Viel eher könnte ich mir vorstellen, dass das Kribbeln und der Druck vom Heilungsprozess kommen! Zwar habe ich direkt am After keine Narbe, aber ein Stück Darm wurde mir ja auch rausgeschnitten (also der ganze Enddarm), und, auch wenn es komisch klingt: Ich habe diese Narbe anfangs öfter gepürt, auch schmerzhaft, und gerade auch in Form eines diffusen Drucks, oft gleichzeitig verbunden mit sehr plötzlichem (manchmal aber auch Fehlalarm gebendem) Stuhldrang. Das habe ich auch jetzt noch manchmal. Das Jucken und Kribbeln am After dagegen kenne ich sehr gut als Folge der Bestrahlung und am Bauch (auf der Haut) als Folge der Wundheilung auf der Bauchdecke. (Da muss sich ja immerhin eine Narbe bilden, die Aufgeschnittenes wieder zusammenwachsen lässt, eine komplizierte, aufwändige und tolle Leistung des Körpers, wo es durchaus mal kribbeln kann !) Beides ein völlig normaler, wenn auch störender Prozess.

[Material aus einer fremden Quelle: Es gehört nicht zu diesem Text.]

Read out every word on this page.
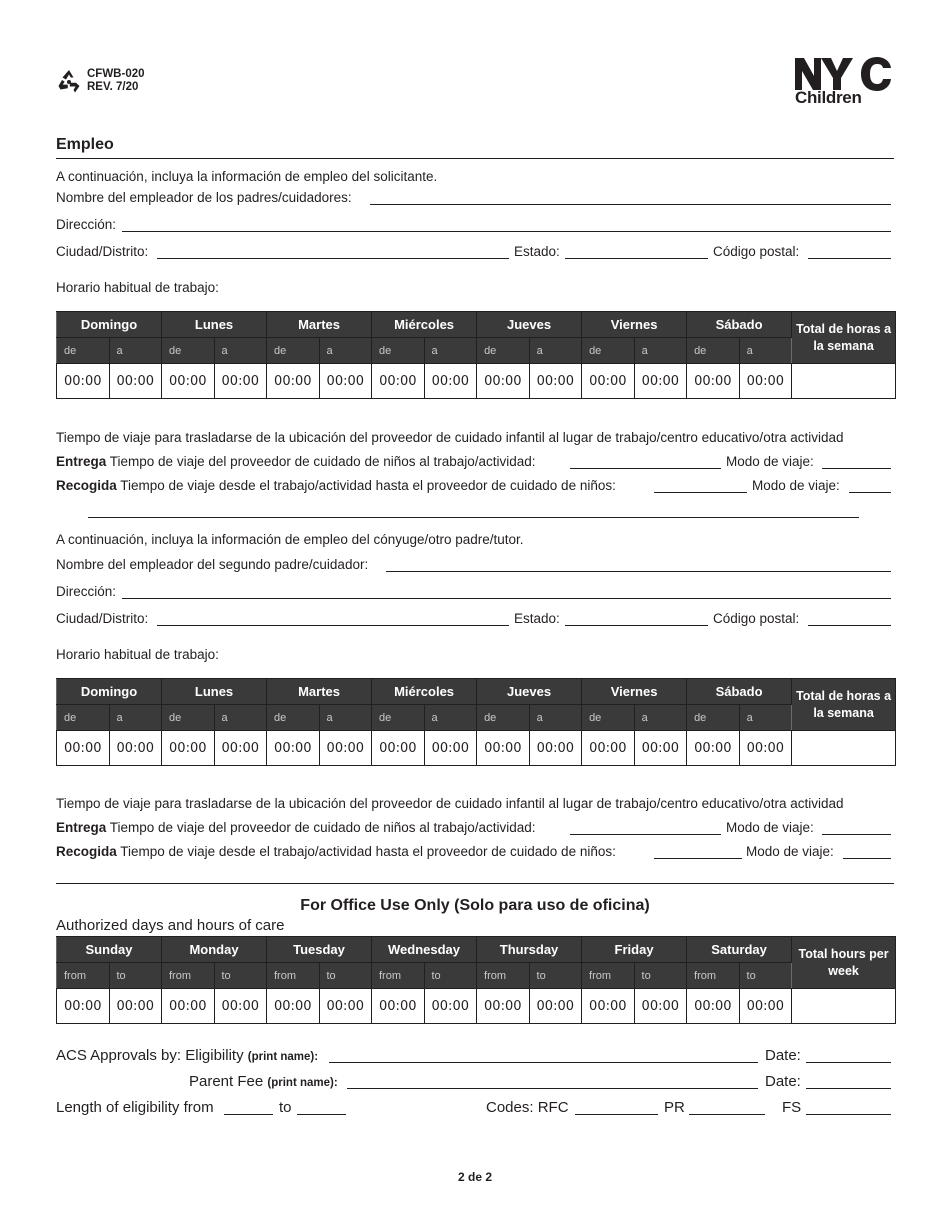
CFWB-020
REV. 7/20
Children
Empleo
A continuación, incluya la información de empleo del solicitante.
Nombre del empleador de los padres/cuidadores:
Dirección:
Ciudad/Distrito:	Estado:	Código postal:
Horario habitual de trabajo:
Domingo		Lunes		Martes		Miércoles		Jueves		Viernes		Sábado		Total de horas a la semana
de	a	de	a	de	a	de	a	de	a	de	a	de	a	
00:00	00:00	00:00	00:00	00:00	00:00	00:00	00:00	00:00	00:00	00:00	00:00	00:00	00:00	
Tiempo de viaje para trasladarse de la ubicación del proveedor de cuidado infantil al lugar de trabajo/centro educativo/otra actividad
Entrega Tiempo de viaje del proveedor de cuidado de niños al trabajo/actividad:	Modo de viaje:
Recogida Tiempo de viaje desde el trabajo/actividad hasta el proveedor de cuidado de niños:	Modo de viaje:
A continuación, incluya la información de empleo del cónyuge/otro padre/tutor.
Nombre del empleador del segundo padre/cuidador:
Dirección:
Ciudad/Distrito:	Estado:	Código postal:
Horario habitual de trabajo:
Domingo		Lunes		Martes		Miércoles		Jueves		Viernes		Sábado		Total de horas a la semana
de	a	de	a	de	a	de	a	de	a	de	a	de	a	
00:00	00:00	00:00	00:00	00:00	00:00	00:00	00:00	00:00	00:00	00:00	00:00	00:00	00:00	
Tiempo de viaje para trasladarse de la ubicación del proveedor de cuidado infantil al lugar de trabajo/centro educativo/otra actividad
Entrega Tiempo de viaje del proveedor de cuidado de niños al trabajo/actividad:	Modo de viaje:
Recogida Tiempo de viaje desde el trabajo/actividad hasta el proveedor de cuidado de niños:	Modo de viaje:
For Office Use Only (Solo para uso de oficina)
Authorized days and hours of care
Sunday		Monday		Tuesday		Wednesday		Thursday		Friday		Saturday		Total hours per week
from	to	from	to	from	to	from	to	from	to	from	to	from	to	
00:00	00:00	00:00	00:00	00:00	00:00	00:00	00:00	00:00	00:00	00:00	00:00	00:00	00:00	
ACS Approvals by: Eligibility (print name):	Date:
Parent Fee (print name):	Date:
Length of eligibility from	to	Codes: RFC	PR	FS
2 de 2
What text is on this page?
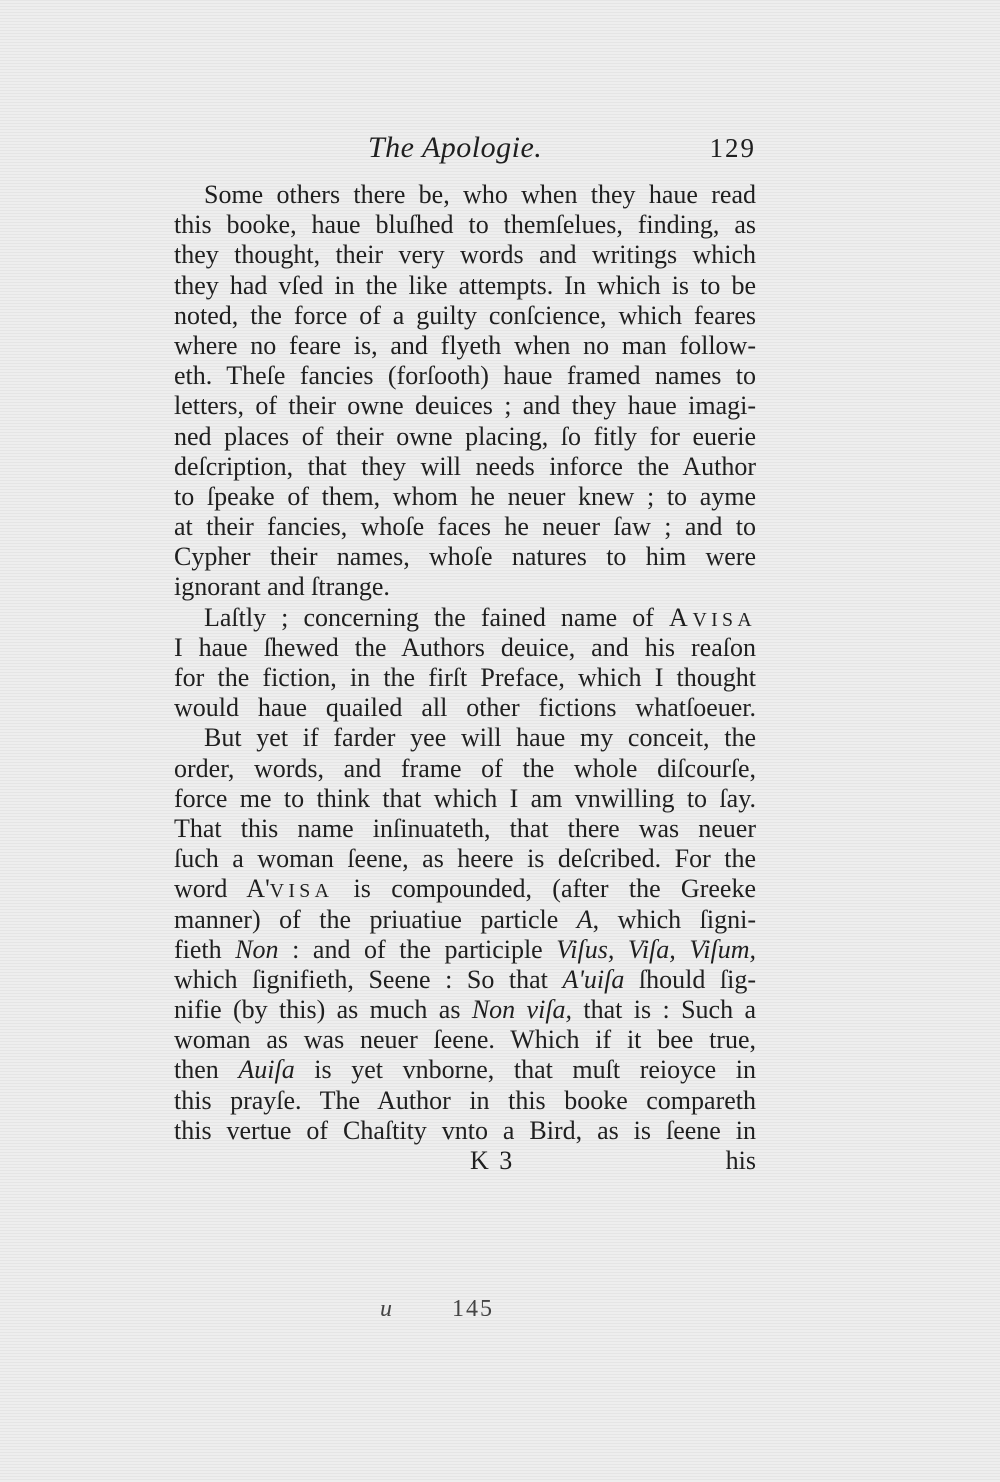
The Apologie.	129
Some others there be, who when they haue read
this booke, haue bluſhed to themſelues, finding, as
they thought, their very words and writings which
they had vſed in the like attempts. In which is to be
noted, the force of a guilty conſcience, which feares
where no feare is, and flyeth when no man follow-
eth. Theſe fancies (forſooth) haue framed names to
letters, of their owne deuices ; and they haue imagi-
ned places of their owne placing, ſo fitly for euerie
deſcription, that they will needs inforce the Author
to ſpeake of them, whom he neuer knew ; to ayme
at their fancies, whoſe faces he neuer ſaw ; and to
Cypher their names, whoſe natures to him were
ignorant and ſtrange.
Laſtly ; concerning the fained name of AVISA
I haue ſhewed the Authors deuice, and his reaſon
for the fiction, in the firſt Preface, which I thought
would haue quailed all other fictions whatſoeuer.
But yet if farder yee will haue my conceit, the
order, words, and frame of the whole diſcourſe,
force me to think that which I am vnwilling to ſay.
That this name inſinuateth, that there was neuer
ſuch a woman ſeene, as heere is deſcribed. For the
word A'VISA is compounded, (after the Greeke
manner) of the priuatiue particle A, which ſigni-
fieth Non : and of the participle Viſus, Viſa, Viſum,
which ſignifieth, Seene : So that A'uiſa ſhould ſig-
nifie (by this) as much as Non viſa, that is : Such a
woman as was neuer ſeene. Which if it bee true,
then Auiſa is yet vnborne, that muſt reioyce in
this prayſe. The Author in this booke compareth
this vertue of Chaſtity vnto a Bird, as is ſeene in
K 3	his
u	145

Wenn Du ganz unruhig bist innerlich und die Angst Dich plagt, dann wende Dich doch einfach nochmal an Deinen Gastroenterologen (oder, wenn Du da den besseren Zugang hast, zum Hausarzt) und frage ihn ganz einfach nach den möglichen Ursachen dieser Symptome! Das zuverlässigste Bild (hinsichtlich der Angst vor neuen "Knubbeln") gibt immer noch eine Koloskopie / Rektoskopie ab. Wenn Du die mühselige Abführerei auf Dich nimmst dafür, dass Du anschließend Sicherheit hast (und bei einer Rektoskopie wäre das Abführen ja noch nicht mal nötig), wäre das z.B. eine Option, und diesen Wunsch kannst Du durchaus äußern. In einer solchen Situation kann ich mir auch nicht vorstellen, dass die KRankenkasse Probleme macht.
Vielleicht ist aber auch eine psychoonkologische Beratung wohltuend in dieser Situation. Gerade was den Umgang mit der Angst angeht, die uns nach diesen Erfahrungen wirklich nicht mehr so leicht loslässt, das wieder Sortieren all der Teile in unserem Innern, die völlig über den Haufen geschmissen und durcheinandergeworfen wurden durch die Diagnose und alles, was danach kam, bringt diese Hilfe in Form von Gesprächen manchmal richtig gut weiter.
Und außerdem gibt es immer noch das Forum und uns hier, wo Du immer Ansprache suchen und auch finden kannst.

Versuch Dich zu freuen, dass Du das Ding so früh entdeckt hast. Deine Histologie klingt doch, und das meine ich jetzt wirklich nicht zynisch, eigentlich noch denkbar gut! Sozusagen das Optimum, wenn man schon Krebs hat. Damit auch, folgere ich jetzt als Laie, optimale Prognosen!

Liebe cinderella, halt uns auf dem Laufenden. Dir alles Gute!